High Dow signals investors' high confidence
NEW YORK — Rightly or wrongly, investors have a sanguine outlook on the US economy, if the record-performing Dow Jones Industrial Average is the reliable indicator that market-watchers believe it to be.
Having surpassed 12000 for the first time last week – closing at 12011.73 Thursday and 12002.37 Friday – the Dow is signifying confidence among investors that economic growth will continue next year, even if at a slower pace. And, if the economy is OK, then future earnings prospects of blue-chip companies such as GE and Citigroup are also promising.
"The Dow really reflects the economic mood, the social mood, the political mood," says Fred Dickson, chief investment strategist at D.A. Davidson & Co. in Lake Oswego, Ore. "It's really a window on the heartland of the country."
To reach the 12000 milestone, the Dow has climbed a wall of investor concerns. Would the Federal Reserve (meeting again Tuesday and Wednesday) push interest rates too high and trigger a recession?
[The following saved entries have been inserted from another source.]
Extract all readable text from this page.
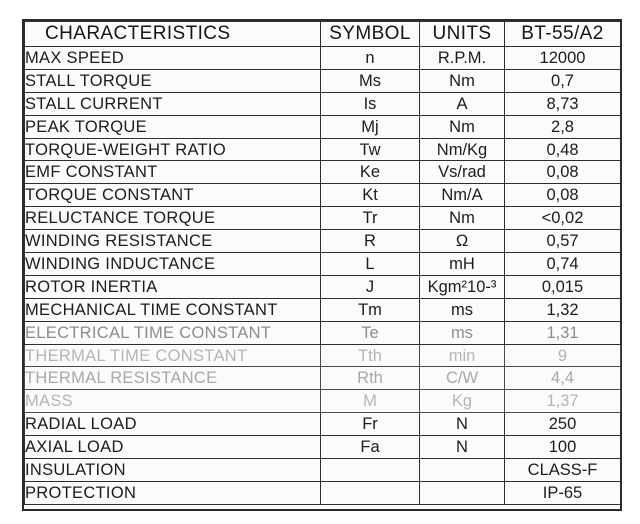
CHARACTERISTICS	SYMBOL	UNITS	BT-55/A2
MAX SPEED	n	R.P.M.	12000
STALL TORQUE	Ms	Nm	0,7
STALL CURRENT	Is	A	8,73
PEAK TORQUE	Mj	Nm	2,8
TORQUE-WEIGHT RATIO	Tw	Nm/Kg	0,48
EMF CONSTANT	Ke	Vs/rad	0,08
TORQUE CONSTANT	Kt	Nm/A	0,08
RELUCTANCE TORQUE	Tr	Nm	<0,02
WINDING RESISTANCE	R	Ω	0,57
WINDING INDUCTANCE	L	mH	0,74
ROTOR INERTIA	J	Kgm²10-³	0,015
MECHANICAL TIME CONSTANT	Tm	ms	1,32
ELECTRICAL TIME CONSTANT	Te	ms	1,31
THERMAL TIME CONSTANT	Tth	min	9
THERMAL RESISTANCE	Rth	C/W	4,4
MASS	M	Kg	1,37
RADIAL LOAD	Fr	N	250
AXIAL LOAD	Fa	N	100
INSULATION			CLASS-F
PROTECTION			IP-65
Would investors look elsewhere for financial safety amid unnerving geopolitical news, from North Korea's nuclear test to uncertainty over oil supplies? Then there's the midterm election, which may have a bearing on future tax rates. The latest worry: an inflationary signal last Tuesday from the Producer Price Index, which rose 0.6 percent (excluding food and energy).
Despite these concerns some economists see investors focusing on the positives, not negatives. Last Wednesday, the closely watched Consumer Price Index showed a benign inflation rate – a report that sparked a 42.66 rally in the Dow.
"We have avoided the Fed continuing to raise interest rates and, secondly, we've avoided a deep recession or downturn," says John Silvia, chief economist at First Union National Bank in Charlotte, N.C. "The stock market is celebrating modest below-trend economic growth."
The pickup in the Dow, which is up 12 percent this year, coincides with a more stable oil price. The price per barrel is now about $60. The Organization of Petroleum Exporting Countries (OPEC), concerned that the price had dipped closer to $58, announced Friday it would cut production by 1.2 million barrels a day. That was larger than expected, but analysts were skeptical the cartel would follow through.
"We have consistently seen, through the fourth quarter, energy prices come down because of relatively light demand and relatively high supplies," says Jeffrey Kleintop, chief investment strategist at PNC Wealth Management in Philadelphia. "OPEC has cut production before, and the price of oil has continued to fall for another three quarters."
It's been a long climb back for the Dow. During the heady days of the year 2000, the Dow hit a high of 11723. Then it crashed through 2001 and much of 2002. By October of that year, it hit bottom at 7286, down 37 percent from its high.
Late in 2002, the Federal Reserve began aggressively cutting interest rates. Since then the Dow has tacked on almost 4,000 points, or about a 50 percent gain.
It would not be surprising if the market continues past 12000. In 16 of the last 18 years, the Standard & Poor's 500, a broader index than the Dow, has experienced a fourth-quarter rally that has averaged 7 percent. In addition, the stock market since World War II has posted a double-digit gain, an average of 30 percent, during midterm elections years.
Of course plenty of professionals warn investors not to jump in. They see too many risks ahead, perhaps an unscripted economic downturn, perhaps a meltdown in the housing market.
"Everyone has their pink glasses on right now," says Axel Merk, manager of the Merk Hard Currency Fund in Palo Alto, Calif. "That makes me extremely nervous."